13. Le requérant produit pour la première fois devant la Cour une attestation de Mme C... du 27 avril 2011 justifiant l'application du taux réduit de taxe sur la valeur ajoutée pour des travaux facturés le 30 juin 2011, pour un montant de 4 261,14 euros. Pour ce motif, l'administration, par la décision mentionnée au point 2 du présent arrêt, lui a accordé un dégrèvement d'un montant 678 euros. A défaut de produire d'autres attestations, le requérant ne peut bénéficier, pour les autres factures, du taux réduit taxe sur la valeur ajoutée.
En ce qui concerne la taxe sur la valeur ajoutée déductible :
14. Aux termes du I de l'article 208 de l'annexe II au code général des impôts : " Le montant de la taxe déductible doit être mentionné sur les déclarations déposées pour le paiement de la taxe sur la valeur ajoutée. Toutefois, à condition qu'elle fasse l'objet d'une inscription distincte, la taxe dont la déduction a été omise sur cette déclaration peut figurer sur les déclarations ultérieures déposées avant le 31 décembre de la deuxième année qui suit celle de l'omission. Les régularisations prévues à l'article 207 doivent également être mentionnées distinctement sur ces déclarations. "

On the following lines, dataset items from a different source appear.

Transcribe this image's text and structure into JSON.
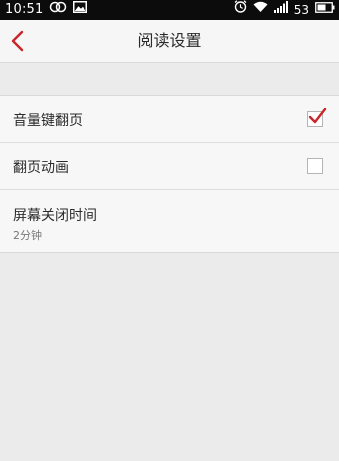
{
  "status_bar": {
    "time": "10:51",
    "battery_level": "53",
    "icons": [
      "dual-circle-icon",
      "image-icon",
      "alarm-icon",
      "wifi-icon",
      "signal-icon",
      "battery-icon"
    ]
  },
  "header": {
    "title": "阅读设置",
    "back_icon": "chevron-left-icon"
  },
  "settings": {
    "items": [
      {
        "label": "音量键翻页",
        "checked": true
      },
      {
        "label": "翻页动画",
        "checked": false
      },
      {
        "label": "屏幕关闭时间",
        "value": "2分钟"
      }
    ]
  },
  "colors": {
    "accent": "#c8262a",
    "status_bar": "#0c0c0c",
    "background": "#ebebeb",
    "list_background": "#f7f7f7"
  }
}
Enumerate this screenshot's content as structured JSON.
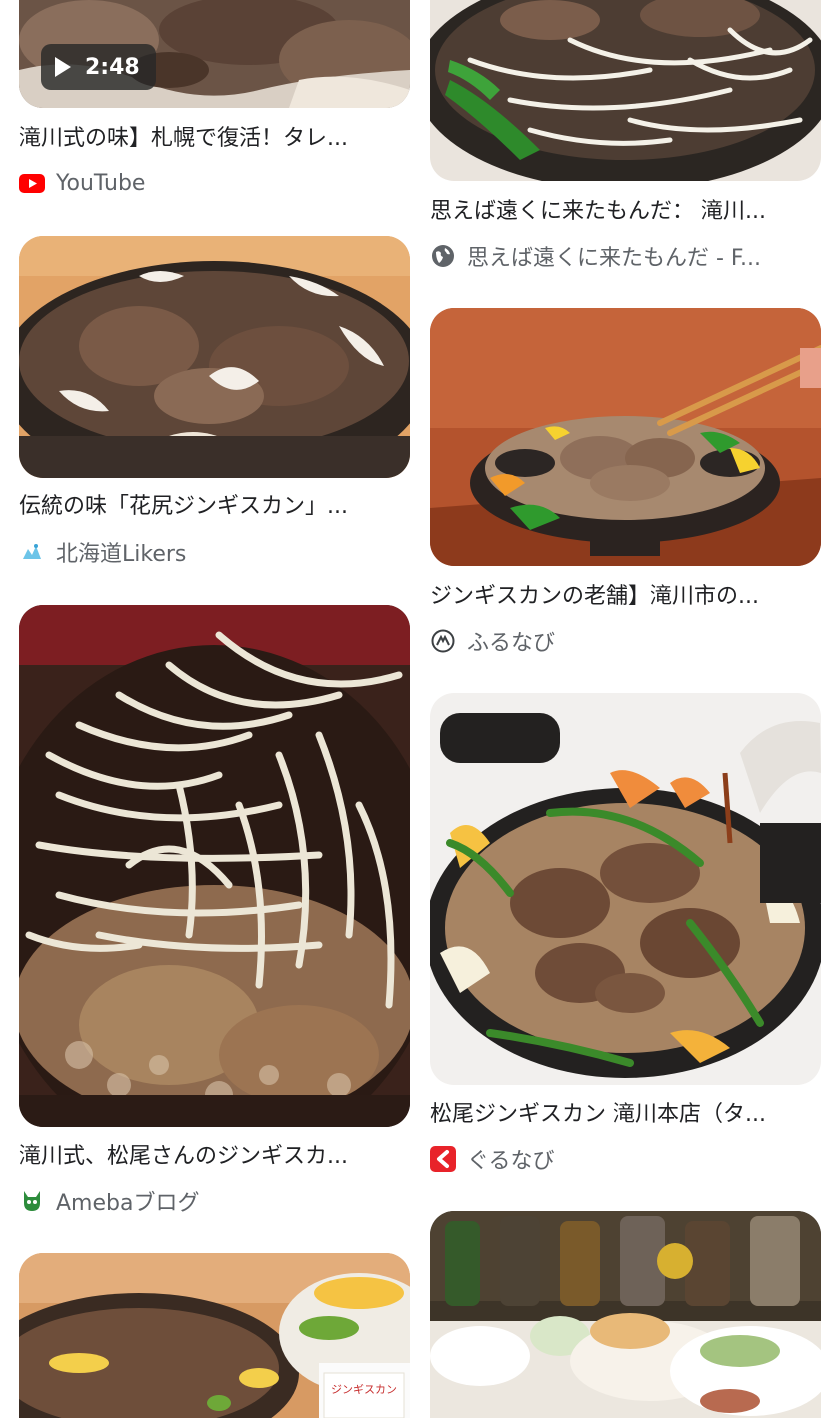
{
  "results": {
    "left": [
      {
        "title": "滝川式の味】札幌で復活！タレ...",
        "source": "YouTube",
        "source_icon": "youtube-icon",
        "video_duration": "2:48"
      },
      {
        "title": "伝統の味「花尻ジンギスカン」...",
        "source": "北海道Likers",
        "source_icon": "hokkaido-likers-icon"
      },
      {
        "title": "滝川式、松尾さんのジンギスカ...",
        "source": "Amebaブログ",
        "source_icon": "ameba-icon"
      },
      {
        "title": "",
        "source": "",
        "source_icon": ""
      }
    ],
    "right": [
      {
        "title": "思えば遠くに来たもんだ： 滝川...",
        "source": "思えば遠くに来たもんだ - F...",
        "source_icon": "globe-icon"
      },
      {
        "title": "ジンギスカンの老舗】滝川市の...",
        "source": "ふるなび",
        "source_icon": "furunavi-icon"
      },
      {
        "title": "松尾ジンギスカン 滝川本店（タ...",
        "source": "ぐるなび",
        "source_icon": "gurunavi-icon"
      },
      {
        "title": "",
        "source": "",
        "source_icon": ""
      }
    ]
  },
  "thumb_image_5_label": "ジンギスカン",
  "colors": {
    "youtube_red": "#ff0000",
    "gurunavi_red": "#e8232a",
    "ameba_green": "#2d8c3c",
    "text_primary": "#202124",
    "text_secondary": "#5f6368"
  }
}
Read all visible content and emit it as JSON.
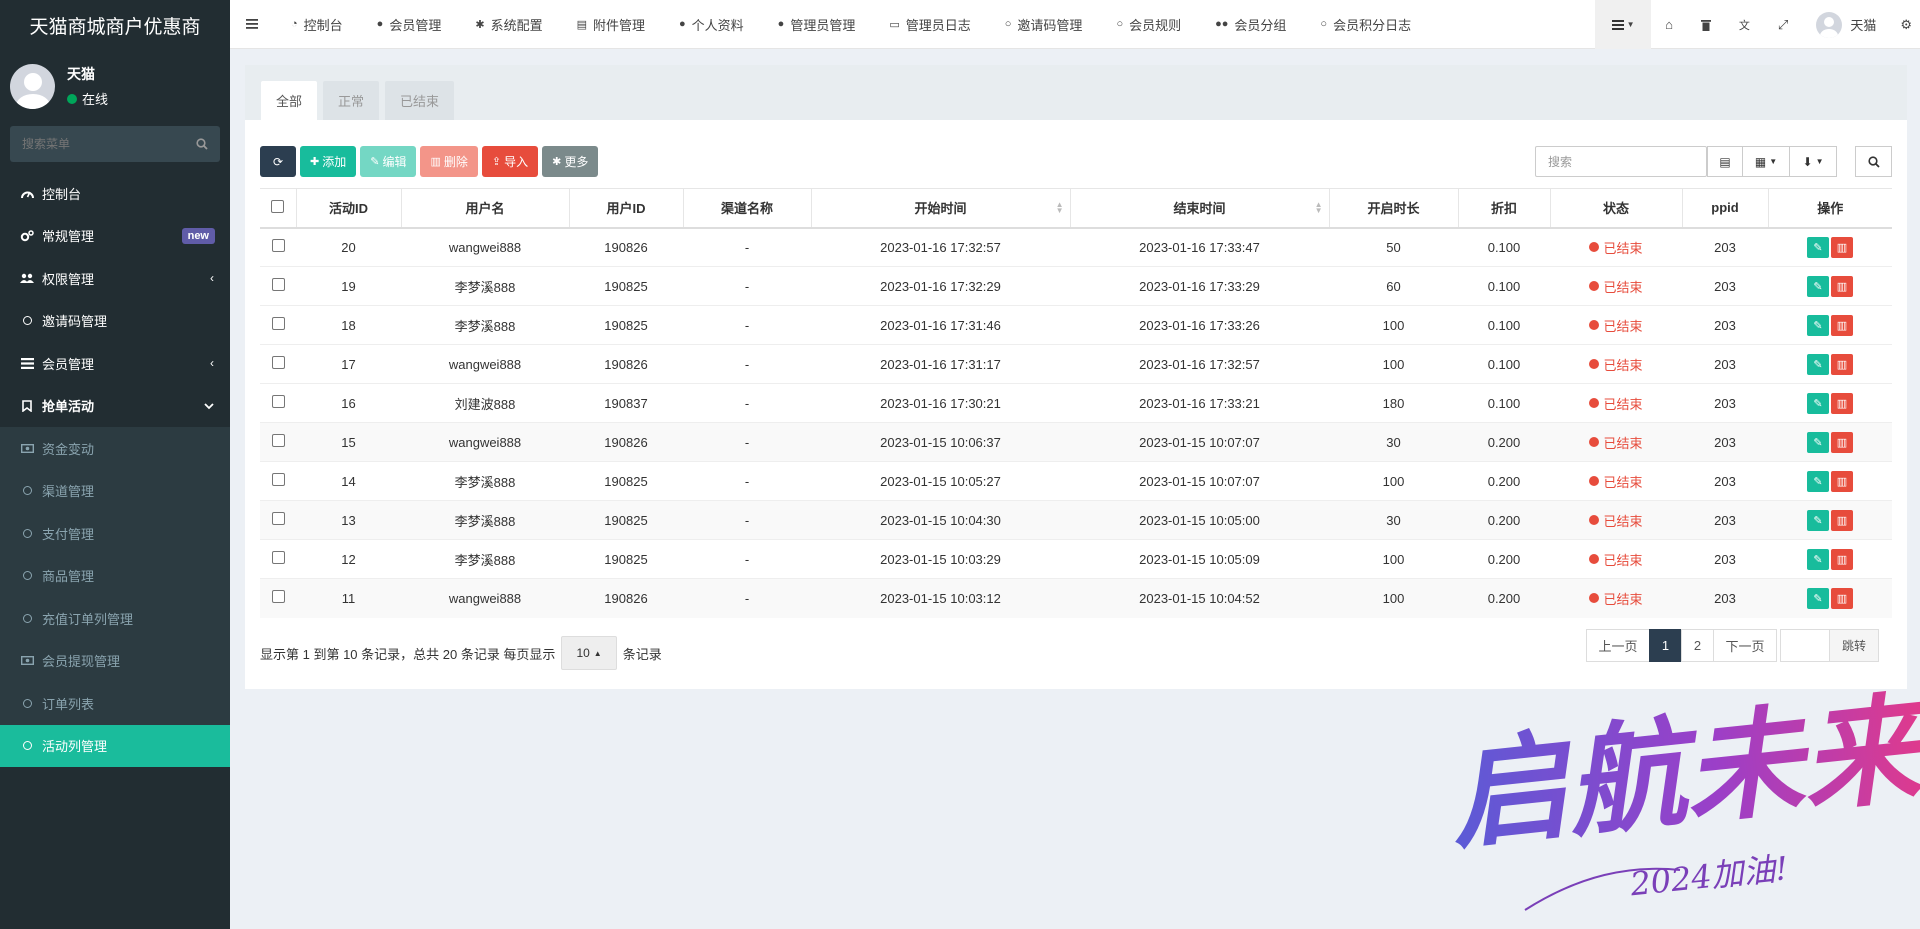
{
  "sidebar": {
    "brand": "天猫商城商户优惠商",
    "user_name": "天猫",
    "user_status": "在线",
    "search_placeholder": "搜索菜单",
    "items": [
      {
        "label": "控制台",
        "icon": "dashboard-icon"
      },
      {
        "label": "常规管理",
        "icon": "cogs-icon",
        "badge": "new"
      },
      {
        "label": "权限管理",
        "icon": "users-icon"
      },
      {
        "label": "邀请码管理",
        "icon": "circle-icon"
      },
      {
        "label": "会员管理",
        "icon": "list-icon"
      },
      {
        "label": "抢单活动",
        "icon": "bookmark-icon"
      }
    ],
    "sub_items": [
      {
        "label": "资金变动",
        "icon": "money-icon"
      },
      {
        "label": "渠道管理",
        "icon": "circle-icon"
      },
      {
        "label": "支付管理",
        "icon": "circle-icon"
      },
      {
        "label": "商品管理",
        "icon": "circle-icon"
      },
      {
        "label": "充值订单列管理",
        "icon": "circle-icon"
      },
      {
        "label": "会员提现管理",
        "icon": "money-icon"
      },
      {
        "label": "订单列表",
        "icon": "circle-icon"
      },
      {
        "label": "活动列管理",
        "icon": "circle-icon"
      }
    ]
  },
  "navbar": {
    "tabs": [
      {
        "label": "控制台",
        "icon": "dashboard-icon"
      },
      {
        "label": "会员管理",
        "icon": "user-icon"
      },
      {
        "label": "系统配置",
        "icon": "cog-icon"
      },
      {
        "label": "附件管理",
        "icon": "file-icon"
      },
      {
        "label": "个人资料",
        "icon": "user-icon"
      },
      {
        "label": "管理员管理",
        "icon": "user-icon"
      },
      {
        "label": "管理员日志",
        "icon": "list-alt-icon"
      },
      {
        "label": "邀请码管理",
        "icon": "circle-icon"
      },
      {
        "label": "会员规则",
        "icon": "circle-icon"
      },
      {
        "label": "会员分组",
        "icon": "users-icon"
      },
      {
        "label": "会员积分日志",
        "icon": "circle-icon"
      }
    ],
    "user_name": "天猫"
  },
  "panel": {
    "tabs": [
      "全部",
      "正常",
      "已结束"
    ],
    "toolbar": {
      "add": "添加",
      "edit": "编辑",
      "delete": "删除",
      "import": "导入",
      "more": "更多"
    },
    "search_placeholder": "搜索"
  },
  "table": {
    "columns": [
      "活动ID",
      "用户名",
      "用户ID",
      "渠道名称",
      "开始时间",
      "结束时间",
      "开启时长",
      "折扣",
      "状态",
      "ppid",
      "操作"
    ],
    "rows": [
      {
        "id": "20",
        "username": "wangwei888",
        "uid": "190826",
        "channel": "-",
        "start": "2023-01-16 17:32:57",
        "end": "2023-01-16 17:33:47",
        "duration": "50",
        "discount": "0.100",
        "status": "已结束",
        "ppid": "203"
      },
      {
        "id": "19",
        "username": "李梦溪888",
        "uid": "190825",
        "channel": "-",
        "start": "2023-01-16 17:32:29",
        "end": "2023-01-16 17:33:29",
        "duration": "60",
        "discount": "0.100",
        "status": "已结束",
        "ppid": "203"
      },
      {
        "id": "18",
        "username": "李梦溪888",
        "uid": "190825",
        "channel": "-",
        "start": "2023-01-16 17:31:46",
        "end": "2023-01-16 17:33:26",
        "duration": "100",
        "discount": "0.100",
        "status": "已结束",
        "ppid": "203"
      },
      {
        "id": "17",
        "username": "wangwei888",
        "uid": "190826",
        "channel": "-",
        "start": "2023-01-16 17:31:17",
        "end": "2023-01-16 17:32:57",
        "duration": "100",
        "discount": "0.100",
        "status": "已结束",
        "ppid": "203"
      },
      {
        "id": "16",
        "username": "刘建波888",
        "uid": "190837",
        "channel": "-",
        "start": "2023-01-16 17:30:21",
        "end": "2023-01-16 17:33:21",
        "duration": "180",
        "discount": "0.100",
        "status": "已结束",
        "ppid": "203"
      },
      {
        "id": "15",
        "username": "wangwei888",
        "uid": "190826",
        "channel": "-",
        "start": "2023-01-15 10:06:37",
        "end": "2023-01-15 10:07:07",
        "duration": "30",
        "discount": "0.200",
        "status": "已结束",
        "ppid": "203"
      },
      {
        "id": "14",
        "username": "李梦溪888",
        "uid": "190825",
        "channel": "-",
        "start": "2023-01-15 10:05:27",
        "end": "2023-01-15 10:07:07",
        "duration": "100",
        "discount": "0.200",
        "status": "已结束",
        "ppid": "203"
      },
      {
        "id": "13",
        "username": "李梦溪888",
        "uid": "190825",
        "channel": "-",
        "start": "2023-01-15 10:04:30",
        "end": "2023-01-15 10:05:00",
        "duration": "30",
        "discount": "0.200",
        "status": "已结束",
        "ppid": "203"
      },
      {
        "id": "12",
        "username": "李梦溪888",
        "uid": "190825",
        "channel": "-",
        "start": "2023-01-15 10:03:29",
        "end": "2023-01-15 10:05:09",
        "duration": "100",
        "discount": "0.200",
        "status": "已结束",
        "ppid": "203"
      },
      {
        "id": "11",
        "username": "wangwei888",
        "uid": "190826",
        "channel": "-",
        "start": "2023-01-15 10:03:12",
        "end": "2023-01-15 10:04:52",
        "duration": "100",
        "discount": "0.200",
        "status": "已结束",
        "ppid": "203"
      }
    ]
  },
  "pagination": {
    "info_prefix": "显示第 1 到第 10 条记录，总共 20 条记录 每页显示",
    "page_size": "10",
    "info_suffix": "条记录",
    "prev": "上一页",
    "pages": [
      "1",
      "2"
    ],
    "next": "下一页",
    "jump": "跳转"
  },
  "watermark": {
    "main_text": "启航未来",
    "sub_text": "2024加油!"
  },
  "colors": {
    "sidebar_bg": "#222d32",
    "accent": "#18bc9c",
    "danger": "#e74c3c",
    "dark": "#2c3e50"
  }
}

15. En vertu de ces dispositions, la taxe dont la déduction a été omise sur la déclaration afférente au mois au titre duquel elle était déductible, ne peut figurer, à condition de faire l'objet d'une inscription distincte, que sur les déclarations déposées avant le 31 décembre de la deuxième année suivant celle de l'omission. Ainsi, en admettant même que M.B..., qui pour la première fois en appel produit des factures mentionnant la taxe sur la valeur ajoutée ayant grevé certaines de ses dépenses, ait disposé comme il le prétend d'un crédit de taxe déductible de 19 228 euros pour la période du 1er janvier au 31 décembre 2010, et de 81 166,89 euros pour la période du 1er janvier au 31 juillet 2011, ce crédit ne peut être admis en déduction du complément de taxe sur la valeur ajoutée auquel il a été assujetti, dès lors qu'il n'a pas été déclaré dans les conditions prévues par l'article 208 précité.
Sur les pénalités :
16. M. B...reprend en appel, sans l'assortir d'arguments nouveaux ou de critique utile du jugement, le moyen tiré de ce que l'administration n'apporterait pas la preuve du caractère délibéré des manquements. Il convient d'écarter ce moyen par adoption des motifs pertinents retenus par les premiers juges
Il résulte de tout ce qui précède que M. B...n'est pas fondé à soutenir que c'est à tort que, par le jugement attaqué, le tribunal administratif a rejeté sa demande. Par voie de conséquence, les conclusions présentées au titre de l'article L. 761-1 du code de justice administrative doivent être rejetées.
DECIDE :
Article 1er : Il n'y a pas lieu de statuer sur les conclusions de la requête, à concurrence du dégrèvement de 678 euros prononcé en cours d'instance.
Article 2 : Le surplus des conclusions de la requête de M. B...est rejeté.
Article 3 : Le présent arrêt sera notifié à M. A...B...et au ministre de l'action et des comptes publics.